Being prolific, in my mind, means producing a great deal of published writing. I say published writing because my goal has always been to write for paid publication. Therefore, what counts is what is paid for, what appears in print (or e-form). For me this is often the tip of the iceberg. Much writing I do never sells, and never sees the light of day. So I may be prolific in the sense that I write a lot, but I have recently come to face the fact that I am not a prolific writer in the sense that make frequent sales.
This is an important realization for me. I grew up reading writers who could produce stories quickly, and I have, for many years, felt that is the way one should produce stories. But it is simply not the way that I work, and I have at last come to accept that.
I started a new story this year, a novelette of around 12,000 words. It has taken me the better part of four months to get out the first draft. I could say this is because I have been busy with work, and family, and the process of selling our house and buying a new one. But the truth is, I work slowly. There is even evidence for this. Over the period of 8 years where I was actively selling stories, I sold just about a dozen. During that same period of time, I sold perhaps three times that many nonfiction pieces. Still, about 50 sales of short pieces over a span of 8 years is far from prolific.
When I started to write for publication, I produced a massive outpouring of stories and submitted all of this. This was during a time in which I had a plethora of ideas and no internal regulator of which of those ideas was good and which was bad. They all got written. Over time, the superfluity of ideas continued, but I became a better judge of them, and instead of writing all of them, selecting only the ones I deemed the best ideas. My production slowly began to decrease, but the quality of my stories increased. My evidence for this is nothing more than the fact that I began to sell stories. (The stories may have been bad, but the point is they sold to professional markets, which is the only objective way I can judge the quality of my own work.)
With story sales under my belt, one would think that I would immediately plunge in with more. The door had opened a crack. Now I needed to burst through. That was, I admit, my intention going in, but that is not how things worked in reality. When I rushed a story, I tended to lose control of it. Despite my deep desire to want to be like my idols and write stories quickly and prolifically, I simply couldn’t do it. That particular talent didn’t reside within me.

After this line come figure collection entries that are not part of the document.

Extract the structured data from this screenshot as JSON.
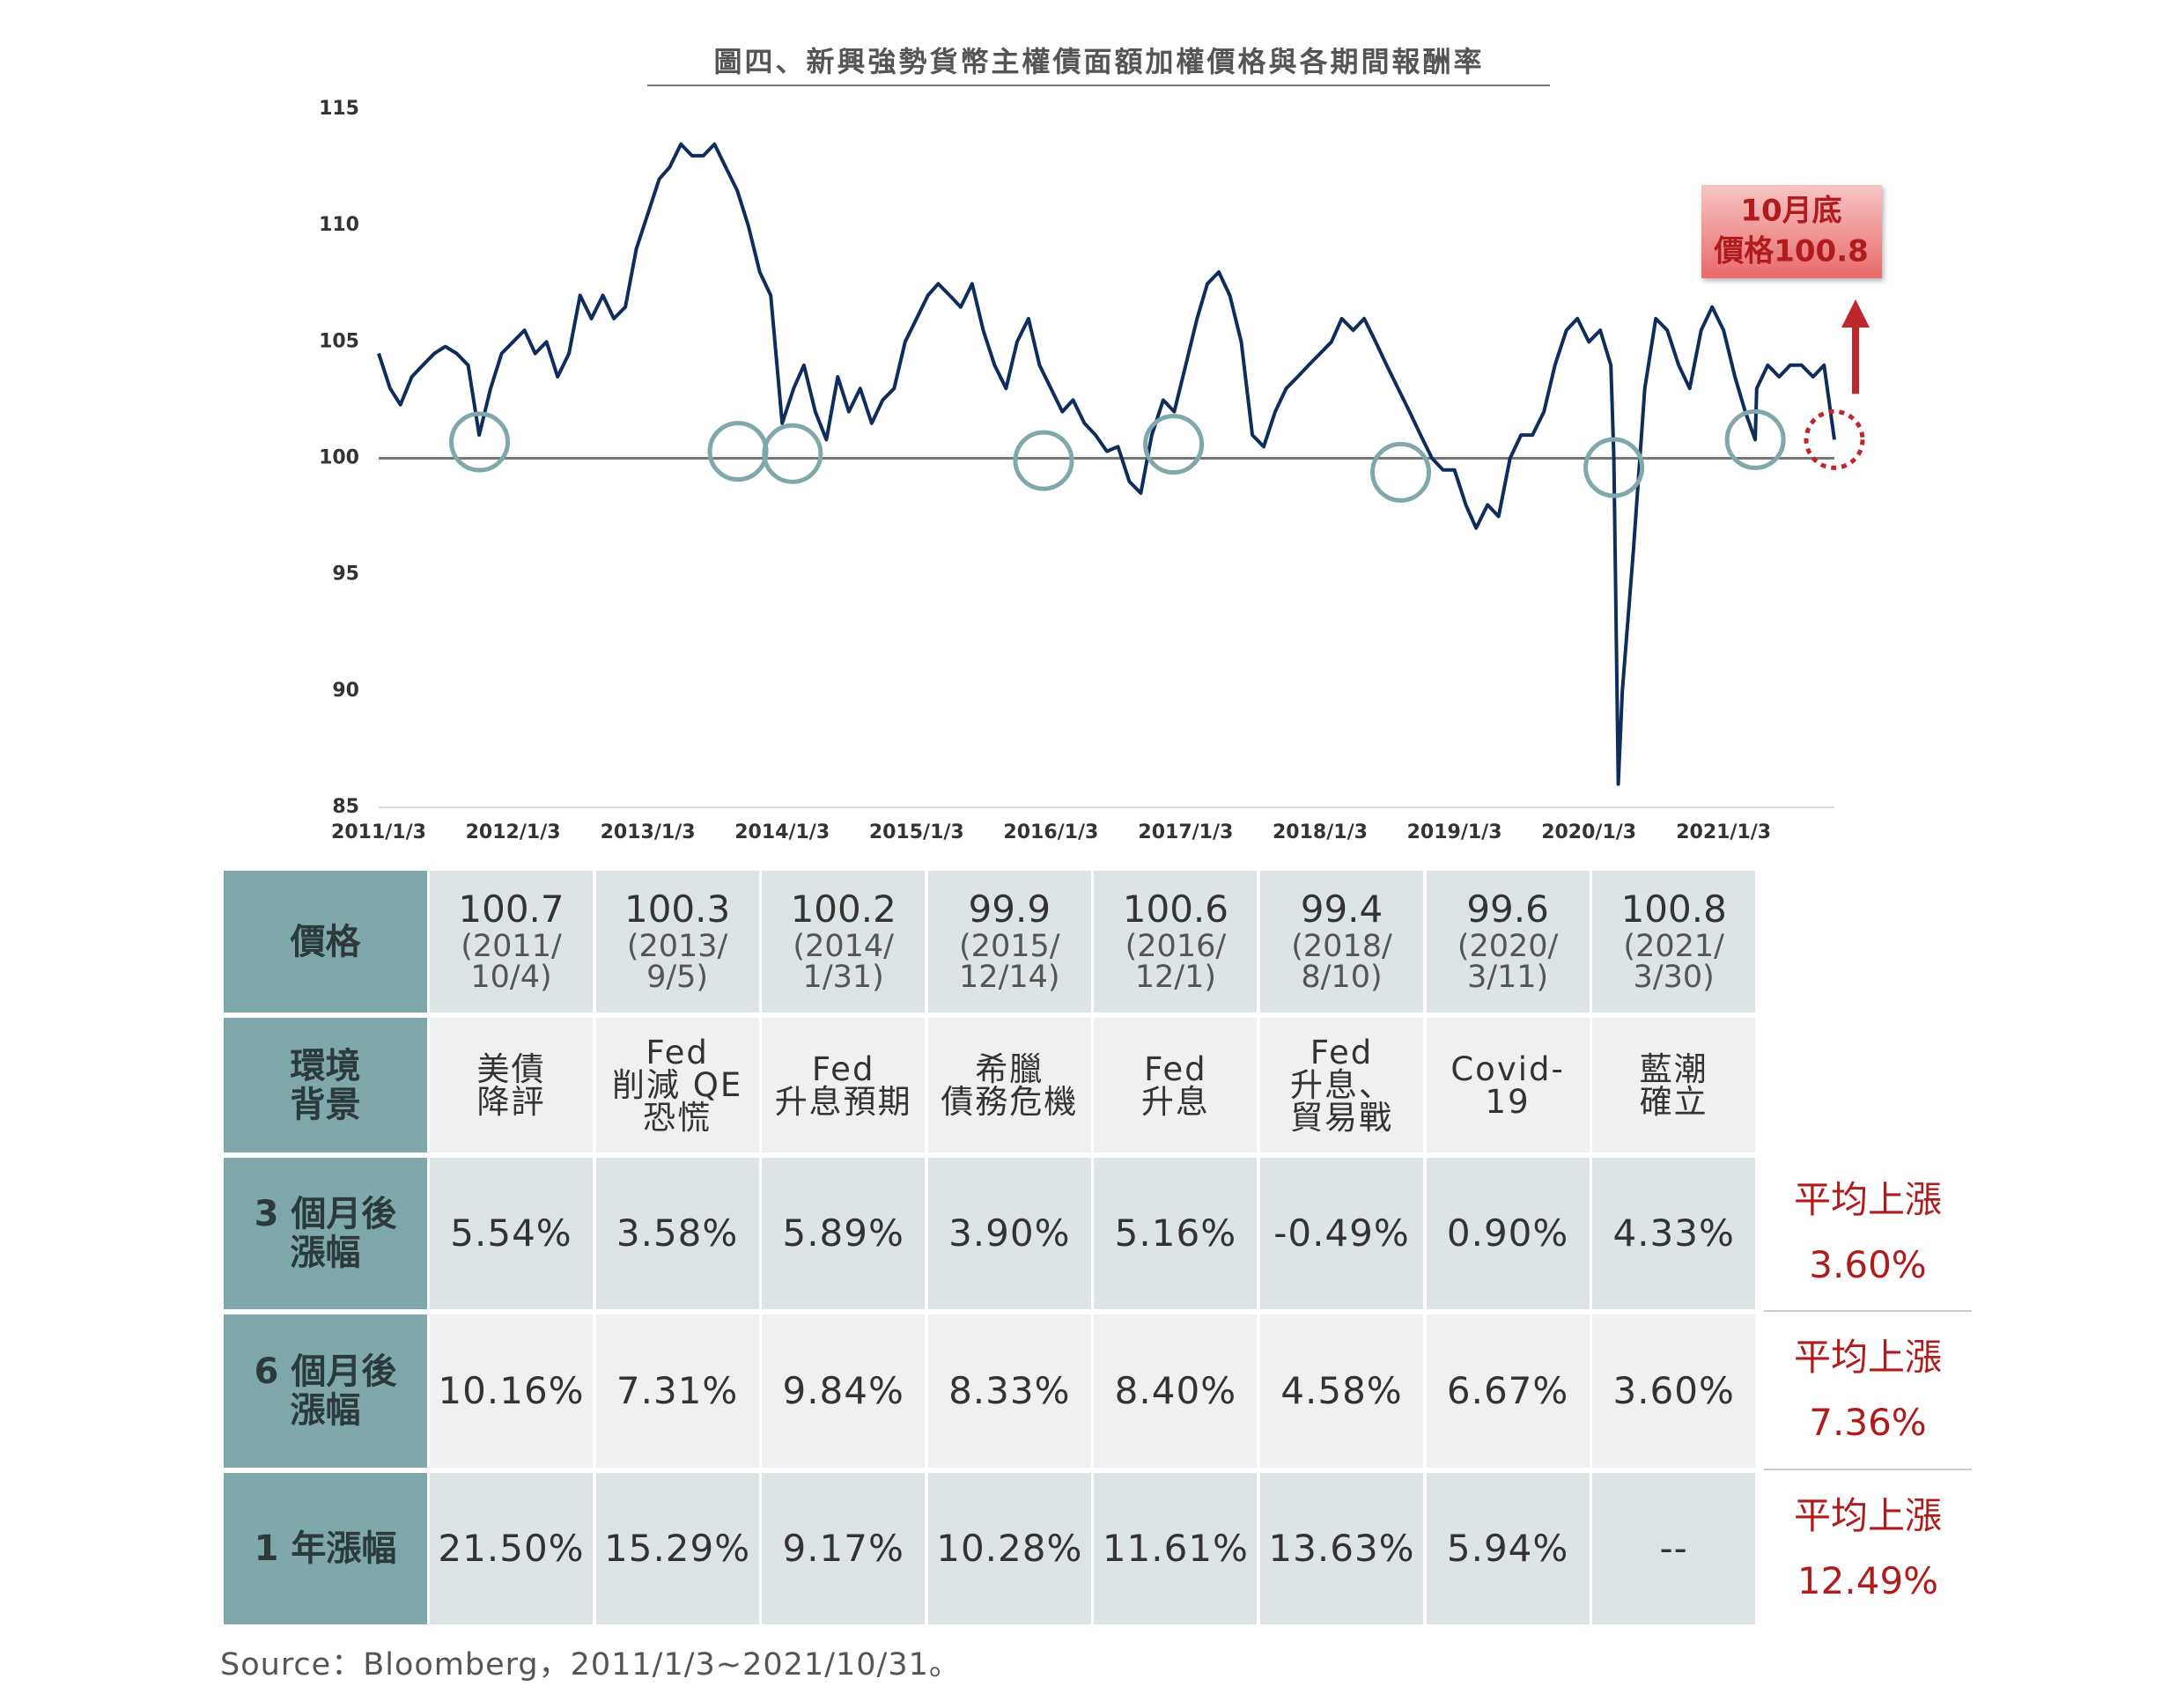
{
  "chart_data": {
    "type": "line",
    "title": "圖四、新興強勢貨幣主權債面額加權價格與各期間報酬率",
    "color": "#0f2d5c",
    "x": [
      "2011/1/3",
      "2011/2/3",
      "2011/3/3",
      "2011/4/3",
      "2011/5/3",
      "2011/6/3",
      "2011/7/3",
      "2011/8/3",
      "2011/9/3",
      "2011/10/3",
      "2011/11/3",
      "2011/12/3",
      "2012/1/3",
      "2012/2/3",
      "2012/3/3",
      "2012/4/3",
      "2012/5/3",
      "2012/6/3",
      "2012/7/3",
      "2012/8/3",
      "2012/9/3",
      "2012/10/3",
      "2012/11/3",
      "2012/12/3",
      "2013/1/3",
      "2013/2/3",
      "2013/3/3",
      "2013/4/3",
      "2013/5/3",
      "2013/6/3",
      "2013/7/3",
      "2013/8/3",
      "2013/9/3",
      "2013/10/3",
      "2013/11/3",
      "2013/12/3",
      "2014/1/3",
      "2014/2/3",
      "2014/3/3",
      "2014/4/3",
      "2014/5/3",
      "2014/6/3",
      "2014/7/3",
      "2014/8/3",
      "2014/9/3",
      "2014/10/3",
      "2014/11/3",
      "2014/12/3",
      "2015/1/3",
      "2015/2/3",
      "2015/3/3",
      "2015/4/3",
      "2015/5/3",
      "2015/6/3",
      "2015/7/3",
      "2015/8/3",
      "2015/9/3",
      "2015/10/3",
      "2015/11/3",
      "2015/12/3",
      "2016/1/3",
      "2016/2/3",
      "2016/3/3",
      "2016/4/3",
      "2016/5/3",
      "2016/6/3",
      "2016/7/3",
      "2016/8/3",
      "2016/9/3",
      "2016/10/3",
      "2016/11/3",
      "2016/12/3",
      "2017/1/3",
      "2017/2/3",
      "2017/3/3",
      "2017/4/3",
      "2017/5/3",
      "2017/6/3",
      "2017/7/3",
      "2017/8/3",
      "2017/9/3",
      "2017/10/3",
      "2017/11/3",
      "2017/12/3",
      "2018/1/3",
      "2018/2/3",
      "2018/3/3",
      "2018/4/3",
      "2018/5/3",
      "2018/6/3",
      "2018/7/3",
      "2018/8/3",
      "2018/9/3",
      "2018/10/3",
      "2018/11/3",
      "2018/12/3",
      "2019/1/3",
      "2019/2/3",
      "2019/3/3",
      "2019/4/3",
      "2019/5/3",
      "2019/6/3",
      "2019/7/3",
      "2019/8/3",
      "2019/9/3",
      "2019/10/3",
      "2019/11/3",
      "2019/12/3",
      "2020/1/3",
      "2020/2/3",
      "2020/3/3",
      "2020/3/11",
      "2020/3/23",
      "2020/4/3",
      "2020/5/3",
      "2020/6/3",
      "2020/7/3",
      "2020/8/3",
      "2020/9/3",
      "2020/10/3",
      "2020/11/3",
      "2020/12/3",
      "2021/1/3",
      "2021/2/3",
      "2021/3/3",
      "2021/3/30",
      "2021/4/3",
      "2021/5/3",
      "2021/6/3",
      "2021/7/3",
      "2021/8/3",
      "2021/9/3",
      "2021/10/3",
      "2021/10/31"
    ],
    "values": [
      104.5,
      103,
      102.3,
      103.5,
      104,
      104.5,
      104.8,
      104.5,
      104,
      101,
      103,
      104.5,
      105,
      105.5,
      104.5,
      105,
      103.5,
      104.5,
      107,
      106,
      107,
      106,
      106.5,
      109,
      110.5,
      112,
      112.5,
      113.5,
      113,
      113,
      113.5,
      112.5,
      111.5,
      110,
      108,
      107,
      101.5,
      103,
      104,
      102,
      100.8,
      103.5,
      102,
      103,
      101.5,
      102.5,
      103,
      105,
      106,
      107,
      107.5,
      107,
      106.5,
      107.5,
      105.5,
      104,
      103,
      105,
      106,
      104,
      103,
      102,
      102.5,
      101.5,
      101,
      100.3,
      100.5,
      99,
      98.5,
      101,
      102.5,
      102,
      104,
      106,
      107.5,
      108,
      107,
      105,
      101,
      100.5,
      102,
      103,
      103.5,
      104,
      104.5,
      105,
      106,
      105.5,
      106,
      105,
      104,
      103,
      102,
      101,
      100,
      99.5,
      99.5,
      98,
      97,
      98,
      97.5,
      100,
      101,
      101,
      102,
      104,
      105.5,
      106,
      105,
      105.5,
      104,
      100,
      86,
      90,
      96,
      103,
      106,
      105.5,
      104,
      103,
      105.5,
      106.5,
      105.5,
      103.5,
      102,
      100.8,
      103,
      104,
      103.5,
      104,
      104,
      103.5,
      104,
      100.8
    ],
    "xlim": [
      "2011/1/3",
      "2021/10/31"
    ],
    "xticks": [
      "2011/1/3",
      "2012/1/3",
      "2013/1/3",
      "2014/1/3",
      "2015/1/3",
      "2016/1/3",
      "2017/1/3",
      "2018/1/3",
      "2019/1/3",
      "2020/1/3",
      "2021/1/3"
    ],
    "ylim": [
      85,
      115
    ],
    "yticks": [
      85,
      90,
      95,
      100,
      105,
      110,
      115
    ],
    "reference_line": 100,
    "marker_color": "#7fa8ab",
    "markers": [
      {
        "x": "2011/10/4",
        "value": 100.7
      },
      {
        "x": "2013/9/5",
        "value": 100.3
      },
      {
        "x": "2014/1/31",
        "value": 100.2
      },
      {
        "x": "2015/12/14",
        "value": 99.9
      },
      {
        "x": "2016/12/1",
        "value": 100.6
      },
      {
        "x": "2018/8/10",
        "value": 99.4
      },
      {
        "x": "2020/3/11",
        "value": 99.6
      },
      {
        "x": "2021/3/30",
        "value": 100.8
      }
    ],
    "current": {
      "x": "2021/10/31",
      "value": 100.8,
      "color": "#c0272d",
      "callout": [
        "10月底",
        "價格100.8"
      ]
    }
  },
  "table": {
    "rows": [
      {
        "header": [
          "價格"
        ],
        "cells": [
          {
            "price": "100.7",
            "date": [
              "(2011/",
              "10/4)"
            ]
          },
          {
            "price": "100.3",
            "date": [
              "(2013/",
              "9/5)"
            ]
          },
          {
            "price": "100.2",
            "date": [
              "(2014/",
              "1/31)"
            ]
          },
          {
            "price": "99.9",
            "date": [
              "(2015/",
              "12/14)"
            ]
          },
          {
            "price": "100.6",
            "date": [
              "(2016/",
              "12/1)"
            ]
          },
          {
            "price": "99.4",
            "date": [
              "(2018/",
              "8/10)"
            ]
          },
          {
            "price": "99.6",
            "date": [
              "(2020/",
              "3/11)"
            ]
          },
          {
            "price": "100.8",
            "date": [
              "(2021/",
              "3/30)"
            ]
          }
        ]
      },
      {
        "header": [
          "環境",
          "背景"
        ],
        "cells": [
          [
            "美債",
            "降評"
          ],
          [
            "Fed",
            "削減 QE",
            "恐慌"
          ],
          [
            "Fed",
            "升息預期"
          ],
          [
            "希臘",
            "債務危機"
          ],
          [
            "Fed",
            "升息"
          ],
          [
            "Fed",
            "升息、",
            "貿易戰"
          ],
          [
            "Covid-",
            "19"
          ],
          [
            "藍潮",
            "確立"
          ]
        ]
      },
      {
        "header": [
          "3 個月後",
          "漲幅"
        ],
        "cells": [
          "5.54%",
          "3.58%",
          "5.89%",
          "3.90%",
          "5.16%",
          "-0.49%",
          "0.90%",
          "4.33%"
        ],
        "average": [
          "平均上漲",
          "3.60%"
        ]
      },
      {
        "header": [
          "6 個月後",
          "漲幅"
        ],
        "cells": [
          "10.16%",
          "7.31%",
          "9.84%",
          "8.33%",
          "8.40%",
          "4.58%",
          "6.67%",
          "3.60%"
        ],
        "average": [
          "平均上漲",
          "7.36%"
        ]
      },
      {
        "header": [
          "1 年漲幅"
        ],
        "cells": [
          "21.50%",
          "15.29%",
          "9.17%",
          "10.28%",
          "11.61%",
          "13.63%",
          "5.94%",
          "--"
        ],
        "average": [
          "平均上漲",
          "12.49%"
        ]
      }
    ]
  },
  "source": "Source：Bloomberg，2011/1/3~2021/10/31。"
}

That said, I like to think which each story I did complete, was an improvement on the previous. And what I have discovered over time is that while I write my stories more slowly, I do so because I carefully consider the lessons I’ve learned by previous experience and weave them into the story to make it better. For me, that just takes time. I can’t even set a goal: write one story a month, or twelve stories a year. That doesn’t work for me. A story takes as long as it takes, but when it is finished, is the best possible story I could have written at that point in my life.

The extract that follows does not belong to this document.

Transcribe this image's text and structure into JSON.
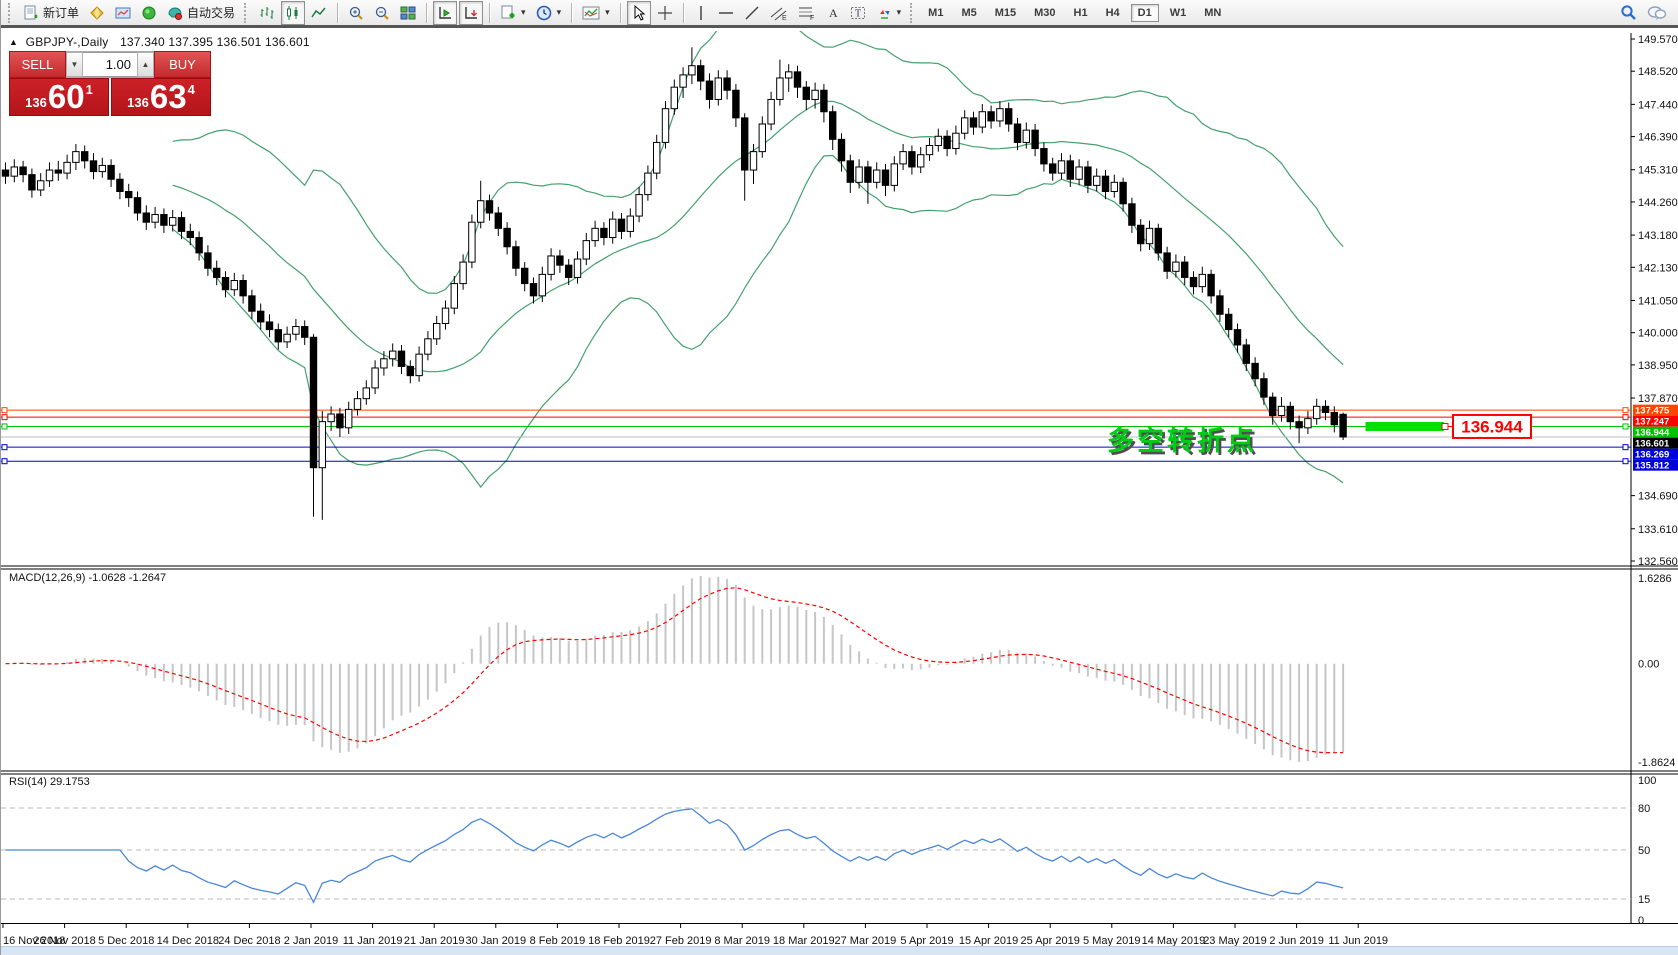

It is difficult to describe what a relief it is to admit this to myself. I no longer feel pressure when a story takes a long time. It takes as long as it needs to take. I suppose if I depended on my writing for my living, this would be a problem. It indicates that I probably couldn’t make it as a full-time writer. Fortunately, that is not my situation, and I can take my time to get a story right. This discovery has dramatically increased my empathy with someone like Patrick Rothfuss.
How do I know if a story is right? I can’t say. If it sells, I suppose it is right. If, when I complete the last words of the final draft and there is nothing more to do, I suppose it is right. Writing is, as is often said, a lonely business. The first part of the new story I’ve been working on (the story is divided into three parts) is being critiqued by my writers group this week. Their feedback doesn’t necessarily tell me if the story is right, but it does give me my first glimpse of reader reaction. And since I am not as prolific as I once hoped I would be, this kind of feedback becomes ever more valuable.